A passive control strategy of a micropolar hybrid nanofluid flow over a convectively heated flat surface

In this report, the authors have presented a semi-analytical analysis on thermal convective magnetohydrodynamic flow of a water-based micropolar hybrid nanofluid comprising of Ag and CuO nanoparticles over a stagnant point region of a surface. Thermal convection and mass flux conditions are taken in flow problem. Additionally, the impacts of Brownian motion, chemical reaction, thermophoresis, heat source, and viscous dissipation are taken into account. Also, the Cattaneo-Christovo flux model is used to analyze the transportations of heat and mass.
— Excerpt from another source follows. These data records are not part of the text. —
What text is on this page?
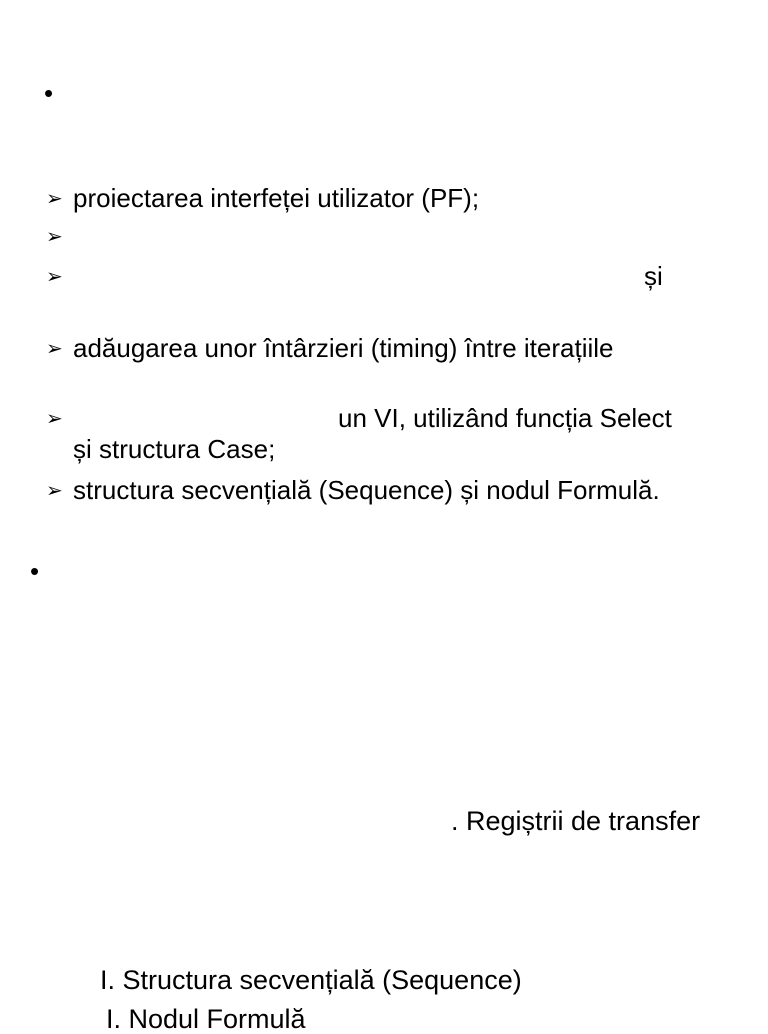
•
➢ proiectarea interfeței utilizator (PF);
➢
➢	și
➢ adăugarea unor întârzieri (timing) între iterațiile
➢	un VI, utilizând funcția Select
și structura Case;
➢ structura secvențială (Sequence) și nodul Formulă.
•
. Regiștrii de transfer
I. Structura secvențială (Sequence)
I. Nodul Formulă
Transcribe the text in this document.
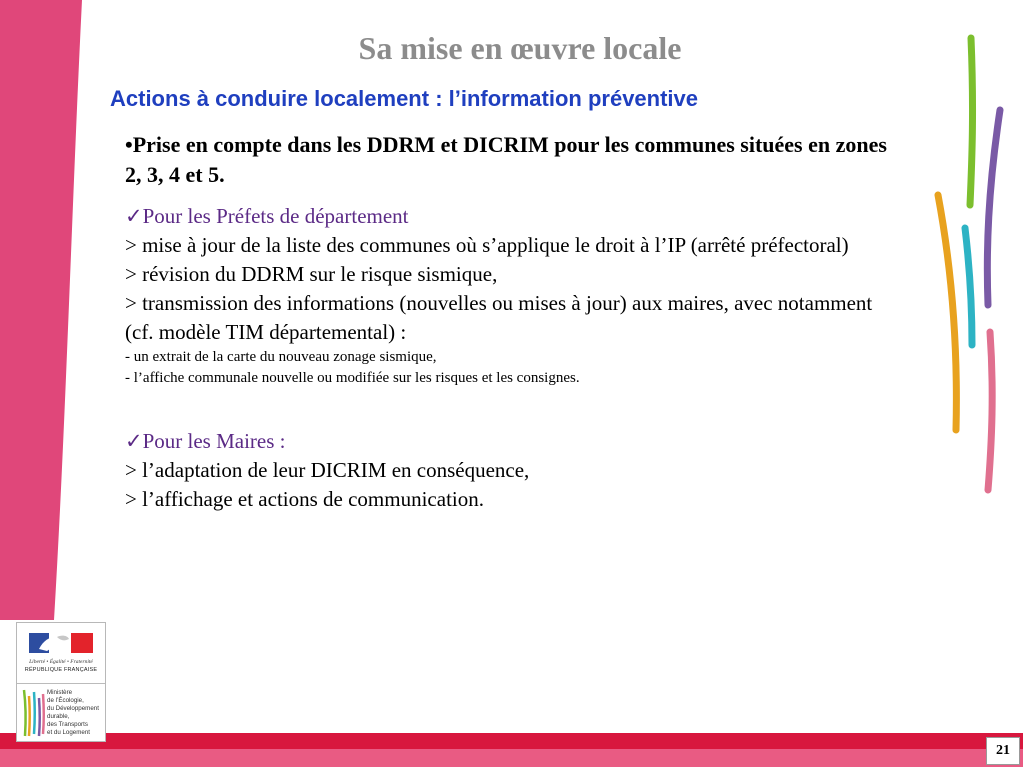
Sa mise en œuvre locale
Actions à conduire localement : l’information préventive

•Prise en compte dans les DDRM et DICRIM pour les communes situées en zones 2, 3, 4 et 5.

✓Pour les Préfets de département

> mise à jour de la liste des communes où s’applique le droit à l’IP (arrêté préfectoral)

> révision du DDRM sur le risque sismique,

> transmission des informations (nouvelles ou mises à jour) aux maires, avec notamment (cf. modèle TIM départemental) :

- un extrait de la carte du nouveau zonage sismique,

- l’affiche communale nouvelle ou modifiée sur les risques et les consignes.

✓Pour les Maires :

> l’adaptation de leur DICRIM en conséquence,

> l’affichage et actions de communication.

Liberté • Égalité • Fraternité
RÉPUBLIQUE FRANÇAISE
Ministère
de l’Écologie,
du Développement
durable,
des Transports
et du Logement
21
The problem formulation is transformed into dimensionless form by means of suitable similarity transformations. The homotopy analysis technique (HAM), which is semi-numerical approach that does not require small or large factors, is applied. The convergence of each profile of the flow functions are demonstrated in pictorial form. The code has been utilized in the MATHEMATICA 12.0 software. The results show that the growing micropolar factor reduces the velocity and micro-rotational distribution. Also, the coefficient of skin friction is a decreasing function of the magnetic factor. The growing magnetic factor upsurges the velocity distribution, where a dual impact of the magnetic factor on microrotation distribution is observed. The heat transfer rate is a reducing function of Eckert number, magnetic, Brownian as well as thermophoretic factors. Mass transportation rate has declined with growth in Brownian and thermophoresis factors.